Common Pitfall: Lasso's variable selection is unstable. If you run Lasso on a slightly different sample, it may select a different set of variables — especially when predictors are correlated. Do not interpret "Lasso kept this variable" as "this variable is causally important." It means "this variable improved cross-validated prediction in this particular sample."

4. Ridge Regression — Shrinkage Without Selection

Research Question

"I have 10 highly correlated economic indicators. OLS produces wildly unstable coefficients. How can I get stable estimates?"

Intuition

Ridge regression adds an L2 penalty: minimize SSR + λ × Σβj2. Unlike Lasso's absolute value penalty, the squared penalty never shrinks coefficients to exactly zero. Instead, it shrinks all coefficients toward zero proportionally, with larger coefficients receiving more shrinkage.

The L2 penalty is particularly effective against multicollinearity.
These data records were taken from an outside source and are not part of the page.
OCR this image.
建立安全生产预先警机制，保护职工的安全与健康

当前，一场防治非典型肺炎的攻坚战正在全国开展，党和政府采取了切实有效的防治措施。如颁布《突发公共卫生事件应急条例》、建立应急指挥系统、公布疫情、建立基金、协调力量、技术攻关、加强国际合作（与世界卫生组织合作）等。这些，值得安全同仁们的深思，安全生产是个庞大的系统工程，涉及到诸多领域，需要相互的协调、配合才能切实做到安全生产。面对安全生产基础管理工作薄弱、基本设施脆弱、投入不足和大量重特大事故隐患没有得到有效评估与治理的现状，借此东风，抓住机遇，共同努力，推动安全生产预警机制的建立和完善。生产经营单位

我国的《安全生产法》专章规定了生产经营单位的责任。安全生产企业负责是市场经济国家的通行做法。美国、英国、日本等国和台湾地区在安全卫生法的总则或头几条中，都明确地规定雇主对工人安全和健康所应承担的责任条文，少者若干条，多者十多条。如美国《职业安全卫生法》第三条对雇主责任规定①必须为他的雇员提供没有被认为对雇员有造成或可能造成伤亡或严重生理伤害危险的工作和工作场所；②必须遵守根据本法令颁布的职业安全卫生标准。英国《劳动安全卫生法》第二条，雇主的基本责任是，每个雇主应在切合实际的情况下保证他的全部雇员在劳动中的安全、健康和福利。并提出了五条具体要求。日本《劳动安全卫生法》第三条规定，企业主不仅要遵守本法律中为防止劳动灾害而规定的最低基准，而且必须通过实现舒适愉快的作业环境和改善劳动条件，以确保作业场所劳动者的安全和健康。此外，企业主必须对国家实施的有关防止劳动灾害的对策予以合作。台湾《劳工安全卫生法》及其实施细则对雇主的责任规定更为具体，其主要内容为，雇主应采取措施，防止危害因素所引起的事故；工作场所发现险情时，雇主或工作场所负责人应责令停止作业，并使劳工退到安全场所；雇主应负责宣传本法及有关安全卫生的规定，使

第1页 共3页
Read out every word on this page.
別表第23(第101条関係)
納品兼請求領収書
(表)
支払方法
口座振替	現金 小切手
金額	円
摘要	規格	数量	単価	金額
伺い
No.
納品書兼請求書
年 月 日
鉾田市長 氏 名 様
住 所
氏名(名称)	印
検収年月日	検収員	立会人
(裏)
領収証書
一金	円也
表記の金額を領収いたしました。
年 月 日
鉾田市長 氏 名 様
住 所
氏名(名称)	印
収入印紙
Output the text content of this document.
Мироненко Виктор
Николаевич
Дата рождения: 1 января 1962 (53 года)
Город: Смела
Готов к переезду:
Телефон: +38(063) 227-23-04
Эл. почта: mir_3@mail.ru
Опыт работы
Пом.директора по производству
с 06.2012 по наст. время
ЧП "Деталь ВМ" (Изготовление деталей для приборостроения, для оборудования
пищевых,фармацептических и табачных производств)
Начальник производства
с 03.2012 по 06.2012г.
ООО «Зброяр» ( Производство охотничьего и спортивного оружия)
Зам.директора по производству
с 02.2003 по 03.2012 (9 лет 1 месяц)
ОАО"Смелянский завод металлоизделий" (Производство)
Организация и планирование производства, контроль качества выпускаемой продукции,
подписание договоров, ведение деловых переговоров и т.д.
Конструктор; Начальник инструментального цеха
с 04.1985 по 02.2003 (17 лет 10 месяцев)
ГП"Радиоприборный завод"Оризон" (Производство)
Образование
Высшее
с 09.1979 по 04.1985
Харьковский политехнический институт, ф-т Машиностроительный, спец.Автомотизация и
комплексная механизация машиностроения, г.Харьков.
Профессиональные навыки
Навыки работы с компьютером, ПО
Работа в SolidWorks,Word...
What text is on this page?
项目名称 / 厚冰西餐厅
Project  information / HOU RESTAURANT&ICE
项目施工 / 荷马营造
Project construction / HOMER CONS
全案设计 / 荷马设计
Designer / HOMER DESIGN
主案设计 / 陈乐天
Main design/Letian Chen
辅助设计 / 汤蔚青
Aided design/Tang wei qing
When two predictors are highly correlated, OLS assigns them large, offsetting coefficients (one large positive, one large negative) whose sum is precisely estimated but whose individual values are unstable. Ridge says: "You can't both have enormous coefficients — I'm taxing you on the square of your magnitude." The result: both coefficients are pulled toward zero, their sum remains similar, and the estimates stabilize.

When to Use

When NOT to Use

Python Implementation


# ── Cross-validated Ridge ─────────────────────────────────────────
ridge_cv = RidgeCV(alphas=np.logspace(-2, 5, 50), cv=5)
ridge_cv.fit(X_train, y_train)
print(f"Optimal alpha: {ridge_cv.alpha_:.4f}")
print(f"Train R²: {ridge_cv.score(X_train, y_train):.4f}")
print(f"Test R²:  {ridge_cv.score(X_test, y_test):.4f}")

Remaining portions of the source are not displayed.